Parkland is Committed to Maximizing Shareholder Value
Parkland’s Board always remains open to exploring opportunities that would deliver maximum value for all shareholders. The Board has endeavoured to engage in constructive dialogue with Simpson through personal meetings, calls, and correspondence, all grounded in the principles of fiduciary responsibility, proper governance, and acting in the best interests of all shareholders.
About Parkland Corporation
Parkland is an international fuel distributor, marketer, and convenience retailer with operations in 26 countries across the Americas. We serve over one million customers each day. Our retail network meets the fuel and convenience needs of everyday consumers. Our commercial operations provide businesses with industrial fuels so that they can better serve their customers. In addition to meeting our customers’ needs for essential fuels, we provide a range of choices to help them lower their environmental impact. These include renewable fuels sourcing, manufacturing, and blending, carbon and renewables trading, solar power, and ultra-fast EV charging. With approximately 4,000 retail and commercial locations across Canada, the United States, and the Caribbean region, we have developed supply, distribution, and trading capabilities to accelerate growth and business performance.

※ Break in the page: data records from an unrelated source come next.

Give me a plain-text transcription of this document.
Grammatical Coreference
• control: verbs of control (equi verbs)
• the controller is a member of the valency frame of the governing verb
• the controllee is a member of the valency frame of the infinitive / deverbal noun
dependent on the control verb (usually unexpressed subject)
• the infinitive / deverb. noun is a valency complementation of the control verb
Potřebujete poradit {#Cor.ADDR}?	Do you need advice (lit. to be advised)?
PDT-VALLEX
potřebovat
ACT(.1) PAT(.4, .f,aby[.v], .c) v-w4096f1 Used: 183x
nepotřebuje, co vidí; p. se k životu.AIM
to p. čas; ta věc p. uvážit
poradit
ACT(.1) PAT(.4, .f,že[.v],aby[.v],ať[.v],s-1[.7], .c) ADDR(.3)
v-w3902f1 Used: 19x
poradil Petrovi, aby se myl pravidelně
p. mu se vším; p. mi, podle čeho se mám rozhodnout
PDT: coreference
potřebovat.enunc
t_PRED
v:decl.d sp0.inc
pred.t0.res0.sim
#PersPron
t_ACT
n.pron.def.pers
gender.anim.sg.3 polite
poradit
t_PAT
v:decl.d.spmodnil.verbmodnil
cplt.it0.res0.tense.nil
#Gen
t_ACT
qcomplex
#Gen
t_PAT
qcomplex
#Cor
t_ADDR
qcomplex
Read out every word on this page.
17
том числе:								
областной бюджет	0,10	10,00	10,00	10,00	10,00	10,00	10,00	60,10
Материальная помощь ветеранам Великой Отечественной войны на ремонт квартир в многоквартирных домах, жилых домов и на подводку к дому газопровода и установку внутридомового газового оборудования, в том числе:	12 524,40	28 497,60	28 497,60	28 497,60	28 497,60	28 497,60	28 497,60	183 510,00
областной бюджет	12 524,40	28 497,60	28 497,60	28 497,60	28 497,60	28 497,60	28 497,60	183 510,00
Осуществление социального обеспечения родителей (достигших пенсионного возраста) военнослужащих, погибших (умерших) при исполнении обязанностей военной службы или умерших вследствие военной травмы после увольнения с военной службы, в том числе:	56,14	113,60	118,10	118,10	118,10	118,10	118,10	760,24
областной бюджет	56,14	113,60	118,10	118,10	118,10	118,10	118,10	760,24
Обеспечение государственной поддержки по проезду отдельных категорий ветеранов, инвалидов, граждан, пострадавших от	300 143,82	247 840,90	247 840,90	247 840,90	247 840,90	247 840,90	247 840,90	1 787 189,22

Our strategy is focused on two pillars: our Customer Advantage and our Supply Advantage. Through our Customer Advantage, we aim to be the first choice of our customers, cultivating their loyalty through proprietary brands, differentiated offers, our extensive network, competitive pricing, reliable service, and our compelling loyalty program. Our Supply Advantage is based on achieving the lowest cost to serve among independent fuel marketers and distributors in the hard-to-serve markets in which we operate, through our well-positioned assets, significant scale, and deep supply and logistics capabilities. Our business is underpinned by our people and our values of safety, integrity, community, and respect, which are deeply embedded across our organization.